Après Rennes, Bordeaux et Toulouse ont “ouvert” leurs données de transport public et demandé à leur délégataires de transport public de le faire. Cette tâche figure désormais dans leur cahier des charges. En mars dernier, deux ans après Rennes, Nantes a lancé à son tour un premier appel à projets, sur le thème “Rendez-moi la vie plus facile”. “Nous avons choisi pour thème la mobilité”, précisait à l’époque Jean-Marc Ayrault, maire de Nantes, et pas encore Premier ministre. Beaucoup de créations ont touché au transport public. Comme à Rennes. De nombreux calculateurs d’itinéraires avaient mixé les différents moyens de transport “gérés par les services publics”, vélos, parcs-relais et métros, par exemple, mis en scène dans des cartes, grâce aux systèmes d’informations géographiques eux aussi distribués gratuitement. “Les applications ont été plus nombreuses, plus riches, plus construites dans le transport public: 40 propositions sur les 70 reçues. Parmi elles, 20 n’ont pas duré, 10 demeurent très efficientes”, raconte Christophe Millot, en charge du développement de l’information voyageurs numérique chez Keolis. Parmi les plus remarquables, il y a eu l’application pour les personnes à mobilité réduite. Au réseau des transports publics, elle ajoute les difficultés d’accès sur la voirie, dans les bâtiments. De bout en bout, d’une adresse quelconque jusqu’à l’intérieur d’un commerce. Autre succès, sur les téléphones portables, un logiciel d’une Rennes insolite ou surprenante. Les transports en commun sont couplés aux lieux d’intérêts variés (sport, culture, loisirs, tourisme). “Le plus intéressant, ce sont les approches différentes du déplacement que ces applications proposent. Nous nous serions installés à dix pendant une semaine autour d’une table, nous n’aurions pas pu tout imaginer. Les aspirations des utilisateurs des transports émergent à travers les développeurs”, estime Christophe Millot.
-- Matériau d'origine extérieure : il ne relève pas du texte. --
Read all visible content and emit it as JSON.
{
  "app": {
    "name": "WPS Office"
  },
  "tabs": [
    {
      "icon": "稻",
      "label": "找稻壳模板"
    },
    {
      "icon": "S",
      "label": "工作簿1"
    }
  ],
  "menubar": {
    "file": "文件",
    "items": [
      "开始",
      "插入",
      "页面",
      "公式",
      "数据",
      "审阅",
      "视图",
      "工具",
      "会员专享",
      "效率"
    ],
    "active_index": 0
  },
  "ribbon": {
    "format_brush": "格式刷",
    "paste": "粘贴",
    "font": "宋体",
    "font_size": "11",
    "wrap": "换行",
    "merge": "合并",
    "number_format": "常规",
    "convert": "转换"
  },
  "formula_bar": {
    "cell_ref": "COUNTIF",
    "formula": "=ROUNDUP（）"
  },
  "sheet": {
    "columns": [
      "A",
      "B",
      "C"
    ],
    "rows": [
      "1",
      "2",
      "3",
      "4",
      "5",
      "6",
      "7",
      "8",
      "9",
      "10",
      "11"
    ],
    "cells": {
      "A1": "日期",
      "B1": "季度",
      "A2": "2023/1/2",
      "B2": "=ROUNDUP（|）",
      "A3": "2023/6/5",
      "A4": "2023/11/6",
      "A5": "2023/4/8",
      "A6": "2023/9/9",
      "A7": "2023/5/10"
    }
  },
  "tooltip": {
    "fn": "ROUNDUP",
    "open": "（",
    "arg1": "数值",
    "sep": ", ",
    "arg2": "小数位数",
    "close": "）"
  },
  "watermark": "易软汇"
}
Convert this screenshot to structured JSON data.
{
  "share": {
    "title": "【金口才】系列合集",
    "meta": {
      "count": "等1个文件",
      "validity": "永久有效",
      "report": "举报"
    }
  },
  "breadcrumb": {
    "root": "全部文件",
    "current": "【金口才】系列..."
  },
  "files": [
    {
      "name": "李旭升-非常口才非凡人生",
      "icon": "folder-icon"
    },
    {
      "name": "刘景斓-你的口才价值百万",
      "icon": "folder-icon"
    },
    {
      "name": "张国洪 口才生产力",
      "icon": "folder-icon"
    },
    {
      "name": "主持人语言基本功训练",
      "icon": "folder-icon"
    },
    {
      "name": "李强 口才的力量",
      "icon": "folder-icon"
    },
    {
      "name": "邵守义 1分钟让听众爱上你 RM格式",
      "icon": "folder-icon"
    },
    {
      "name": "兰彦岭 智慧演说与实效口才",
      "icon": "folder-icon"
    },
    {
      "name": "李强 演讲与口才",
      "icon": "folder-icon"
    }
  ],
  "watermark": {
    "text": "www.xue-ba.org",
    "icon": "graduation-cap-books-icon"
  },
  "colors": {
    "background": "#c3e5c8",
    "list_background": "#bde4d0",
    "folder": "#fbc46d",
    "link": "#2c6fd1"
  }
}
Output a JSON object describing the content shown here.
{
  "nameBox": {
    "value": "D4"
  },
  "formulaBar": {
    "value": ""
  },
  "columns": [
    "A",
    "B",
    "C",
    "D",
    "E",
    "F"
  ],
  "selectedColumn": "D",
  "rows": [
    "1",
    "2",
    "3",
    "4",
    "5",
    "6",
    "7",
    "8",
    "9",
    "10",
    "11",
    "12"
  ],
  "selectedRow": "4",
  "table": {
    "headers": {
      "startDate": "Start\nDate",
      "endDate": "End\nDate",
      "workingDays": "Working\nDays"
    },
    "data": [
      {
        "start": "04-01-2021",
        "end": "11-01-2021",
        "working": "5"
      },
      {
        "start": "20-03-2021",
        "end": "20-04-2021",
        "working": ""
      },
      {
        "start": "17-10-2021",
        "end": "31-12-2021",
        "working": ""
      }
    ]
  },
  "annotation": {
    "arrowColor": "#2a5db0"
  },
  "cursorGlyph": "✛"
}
À Nantes – et c’est nouveau – les calculateurs d’itinéraires s’adressent aussi aux automobilistes. Ils indiquent oralement les places disponibles dans les parkings-relais, sans que les conducteurs aient à lâcher leur volant. Une autre application propose la lecture de journaux ou de livres, sur écran, sous les abribus. Mais les “croisements de fichiers” prometteurs ne se sont pas produits.
Dans beaucoup d’endroits, ces démarches d’Open Data ne font que débuter. Les départements, en particulier, entament tout juste le travail avec leurs transporteurs. La RATP a lancé sa plateforme de développement en octobre. La SNCF diffuse ses horaires théoriques de trains intercités et TER depuis le 12 novembre. Partis les premiers, les Rennais peuvent, eux, tirer déjà quelques enseignements. Pour Noël Philippe, directeur général des services urbains à Rennes Métropole, “l’Open Data, n’est pas aussi évident que nous le pensions!”. Pourtant, Keolis est considéré comme avoir bien préparé l’ouverture des données, puis l’appel à projets: format de délivrance et licence d’utilisation par des acteurs privés. Deux ans plus tard, Rennes n’a pas recommencé, même s’il s’agissait de relancer la dynamique. La ville est simplement passée des fichiers d’horaires théoriques au temps réel. Keolis a dû moderniser son système d’aide à l’exploitation (SAE), revu son processus de production de données. L’appel aux “développeurs” n’a été qu’implicite: profitez en! “Nous sommes restés concentrés sur la donnée centrale du transport. Les propriétaires d’applications ont suivi. Ils se sont adaptés au temps réel. Nous en resterons-là”, indique Christophe Millot. Mais il espère que les développeurs iront plus loin. Dans la nouvelle délégation de service public qui court jusqu’en 2017, figurent des développements coopératifs pour “exploiter au maximum” les possibilités du “temps réel”. Il table sur des “remontées d’informations du terrain en provenance des usagers”. Déjà, le compte Twitter du réseau STAR, est un des plus fréquentés. “Le souci pour nous est que ces nouveaux services durent, restent fiables alors qu’ils reposent sur des passionnés qui les entretiennent sur leur temps libre”. Pour éviter ce risque, à partir de ses données en temps réels, la STAR, a lancé sa propre application, starbusmetro.fr, le 5 novembre dernier. Avec un succès et les exigences du “service public numérique”, c’est-à-dire accessible à tous les téléphones: sous le système d’exploitation de l’Iphone; Androïd pour la plupart des autres; mais aussi pour Blackberry; d’autres systèmes encore comme Badia et Fabian pour Microsoft (Windows Mobile).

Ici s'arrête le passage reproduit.